Process Engine Improvements

  • Camunda History in Elasticsearch — process history moved from relational storage to Elasticsearch for better scalability in high-volume environments.
  • Kafka Task — new first-class BPMN task type for asynchronous Kafka communication, replacing the previous receive-task workaround.
  • Bulk User Task Operations — mass handover to user groups, bulk continuation, and large-scale import support.
  • Optional Process Variable History — suppress selected variable storage for privacy or performance.
  • Service Task Script Binding — execute stored SpEL scripts from BPMN using tsmScriptDelegateExecutor without inline code.

📖 Kafka Task · External Task


Business Module Highlights

  • Lead as Standard Entity — Lead now participates in standard configuration, API, and management flows (CRM).
  • Parent/Child Order Hierarchy — clearer nested order structure for complex ordering scenarios.
  • Email Communication Widget — reusable widget for embedded email interactions in any business flow.
  • Stock Module Expansion — better API coverage, consistent naming, and paging for stock movements and items.
  • Catalog Backup and Import — back up catalog records by filter and import them across environments.

Business Module Documentation

Version 2.4 ships with 38 new documents covering all tSM business modules for the first time:

CRM · Ordering · Catalog · Inventory · Ticketing · Billing · WFM · Stock · Service Orchestration

Each module includes an overview, entity reference, process handling, and blueprint documentation.

📖 Business Modules


Security & Dependency Upgrades

API Keys

tSM now supports API Keys as a first-class authentication method for machine-to-machine integrations. Instead of managing short-lived tokens and refresh flows, external systems can authenticate with a long-lived, revocable API key.
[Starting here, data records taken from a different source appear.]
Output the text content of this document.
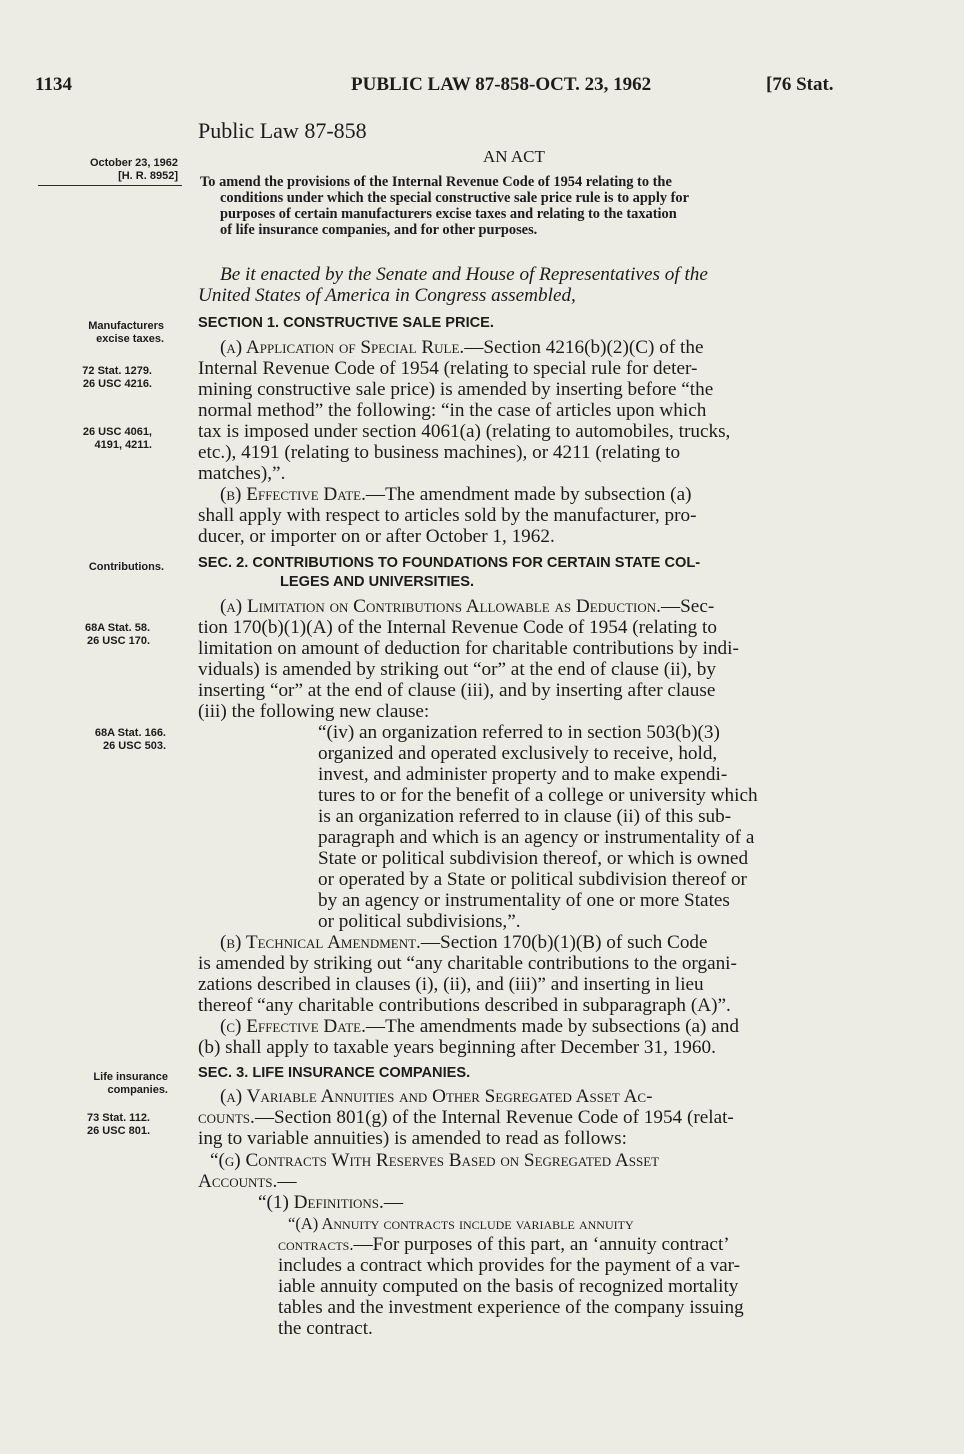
1134	PUBLIC LAW 87-858-OCT. 23, 1962	[76 Stat.
Public Law 87-858
AN ACT
October 23, 1962
[H. R. 8952] To amend the provisions of the Internal Revenue Code of 1954 relating to the
conditions under which the special constructive sale price rule is to apply for
purposes of certain manufacturers excise taxes and relating to the taxation
of life insurance companies, and for other purposes.
Be it enacted by the Senate and House of Representatives of the
United States of America in Congress assembled,
Manufacturers
excise taxes.
SECTION 1. CONSTRUCTIVE SALE PRICE.
(a) Application of Special Rule.—Section 4216(b)(2)(C) of the
72 Stat. 1279.
26 USC 4216.
Internal Revenue Code of 1954 (relating to special rule for deter-
mining constructive sale price) is amended by inserting before “the
normal method” the following: “in the case of articles upon which
tax is imposed under section 4061(a) (relating to automobiles, trucks,
etc.), 4191 (relating to business machines), or 4211 (relating to
matches),”.
26 USC 4061,
4191, 4211.
(b) Effective Date.—The amendment made by subsection (a)
shall apply with respect to articles sold by the manufacturer, pro-
ducer, or importer on or after October 1, 1962.
Contributions. SEC. 2. CONTRIBUTIONS TO FOUNDATIONS FOR CERTAIN STATE COL-
LEGES AND UNIVERSITIES.
(a) Limitation on Contributions Allowable as Deduction.—Sec-
68A Stat. 58.
26 USC 170.
tion 170(b)(1)(A) of the Internal Revenue Code of 1954 (relating to
limitation on amount of deduction for charitable contributions by indi-
viduals) is amended by striking out “or” at the end of clause (ii), by
inserting “or” at the end of clause (iii), and by inserting after clause
(iii) the following new clause:
68A Stat. 166.
26 USC 503.
“(iv) an organization referred to in section 503(b)(3)
organized and operated exclusively to receive, hold,
invest, and administer property and to make expendi-
tures to or for the benefit of a college or university which
is an organization referred to in clause (ii) of this sub-
paragraph and which is an agency or instrumentality of a
State or political subdivision thereof, or which is owned
or operated by a State or political subdivision thereof or
by an agency or instrumentality of one or more States
or political subdivisions,”.
(b) Technical Amendment.—Section 170(b)(1)(B) of such Code
is amended by striking out “any charitable contributions to the organi-
zations described in clauses (i), (ii), and (iii)” and inserting in lieu
thereof “any charitable contributions described in subparagraph (A)”.
(c) Effective Date.—The amendments made by subsections (a) and
(b) shall apply to taxable years beginning after December 31, 1960.
Life insurance
companies.
SEC. 3. LIFE INSURANCE COMPANIES.
(a) Variable Annuities and Other Segregated Asset Ac-
73 Stat. 112.
26 USC 801.
counts.—Section 801(g) of the Internal Revenue Code of 1954 (relat-
ing to variable annuities) is amended to read as follows:
“(g) Contracts With Reserves Based on Segregated Asset
Accounts.—
“(1) Definitions.—
“(A) Annuity contracts include variable annuity
contracts.—For purposes of this part, an ‘annuity contract’
includes a contract which provides for the payment of a var-
iable annuity computed on the basis of recognized mortality
tables and the investment experience of the company issuing
the contract.
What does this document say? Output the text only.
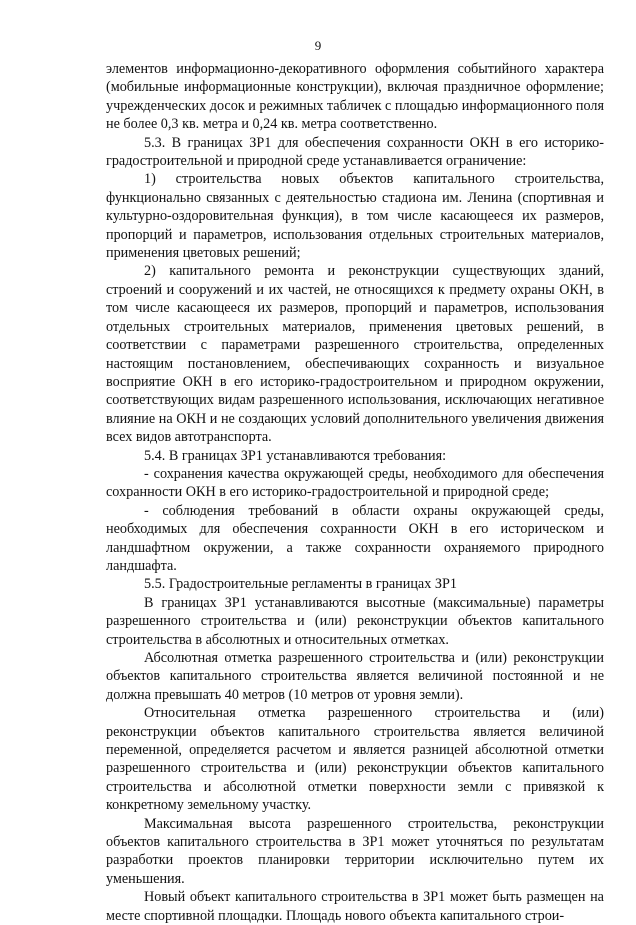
9

элементов информационно-декоративного оформления событийного характера (мобильные информационные конструкции), включая праздничное оформление; учрежденческих досок и режимных табличек с площадью информационного поля не более 0,3 кв. метра и 0,24 кв. метра соответственно.

5.3. В границах ЗР1 для обеспечения сохранности ОКН в его историко-градостроительной и природной среде устанавливается ограничение:

1) строительства новых объектов капитального строительства, функционально связанных с деятельностью стадиона им. Ленина (спортивная и культурно-оздоровительная функция), в том числе касающееся их размеров, пропорций и параметров, использования отдельных строительных материалов, применения цветовых решений;

2) капитального ремонта и реконструкции существующих зданий, строений и сооружений и их частей, не относящихся к предмету охраны ОКН, в том числе касающееся их размеров, пропорций и параметров, использования отдельных строительных материалов, применения цветовых решений, в соответствии с параметрами разрешенного строительства, определенных настоящим постановлением, обеспечивающих сохранность и визуальное восприятие ОКН в его историко-градостроительном и природном окружении, соответствующих видам разрешенного использования, исключающих негативное влияние на ОКН и не создающих условий дополнительного увеличения движения всех видов автотранспорта.

5.4. В границах ЗР1 устанавливаются требования:

- сохранения качества окружающей среды, необходимого для обеспечения сохранности ОКН в его историко-градостроительной и природной среде;

- соблюдения требований в области охраны окружающей среды, необходимых для обеспечения сохранности ОКН в его историческом и ландшафтном окружении, а также сохранности охраняемого природного ландшафта.

5.5. Градостроительные регламенты в границах ЗР1

В границах ЗР1 устанавливаются высотные (максимальные) параметры разрешенного строительства и (или) реконструкции объектов капитального строительства в абсолютных и относительных отметках.

Абсолютная отметка разрешенного строительства и (или) реконструкции объектов капитального строительства является величиной постоянной и не должна превышать 40 метров (10 метров от уровня земли).

Относительная отметка разрешенного строительства и (или) реконструкции объектов капитального строительства является величиной переменной, определяется расчетом и является разницей абсолютной отметки разрешенного строительства и (или) реконструкции объектов капитального строительства и абсолютной отметки поверхности земли с привязкой к конкретному земельному участку.

Максимальная высота разрешенного строительства, реконструкции объектов капитального строительства в ЗР1 может уточняться по результатам разработки проектов планировки территории исключительно путем их уменьшения.

Новый объект капитального строительства в ЗР1 может быть размещен на месте спортивной площадки. Площадь нового объекта капитального строи-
API keys are created per user in the User Management → Users → API Keys tab. Each key is bound to that user's roles and privileges, supports an optional expiration date, and can be revoked instantly without affecting the user account. Multiple keys can be issued per user for different integrations.

Security: API keys are stored as SHA-256 hashes — the plain-text key is shown only once at creation.

On Behalf Of (Token Exchange)

Integration users can now act on behalf of end-users via the token_exchange OAuth 2.0 grant type. This is essential for scenarios where an external system (portal, orchestration layer, or partner platform) authenticates as a service account but needs to perform tSM operations under the identity of the actual end-user.

How it works:

  1. The integration user authenticates with client_credentials (or API key)
  2. Exchanges its token for one representing the target user via POST /api/token with grant_type: token_exchange
  3. The resulting JWT contains the target user's roles and privileges, plus an act claim identifying the original caller
{
"sub": "end-user-id",
"authorities": ["Support_Agent"],
"act": { "sub": "integration-user-id" }
}

All actions are logged with both identities — the target user and the acting integration user — providing a complete audit trail. The same mechanism also supports admin impersonation for troubleshooting.

📖 API Keys · Token Exchange

Dependency Upgrades

All core dependencies have been upgraded to their latest versions. Key highlights:

  • Spring Boot 4.0 with Jakarta EE 11 and virtual threads
  • Angular 21 with signals-based reactivity
  • Java 21 LTS as required runtime
  • PostgreSQL 16+, Elasticsearch 8+, Kafka 3+ — latest versions recommended for security

For the full dependency table and deployment recommendations, see Version 2.4 Release Notes — Dependency Upgrades.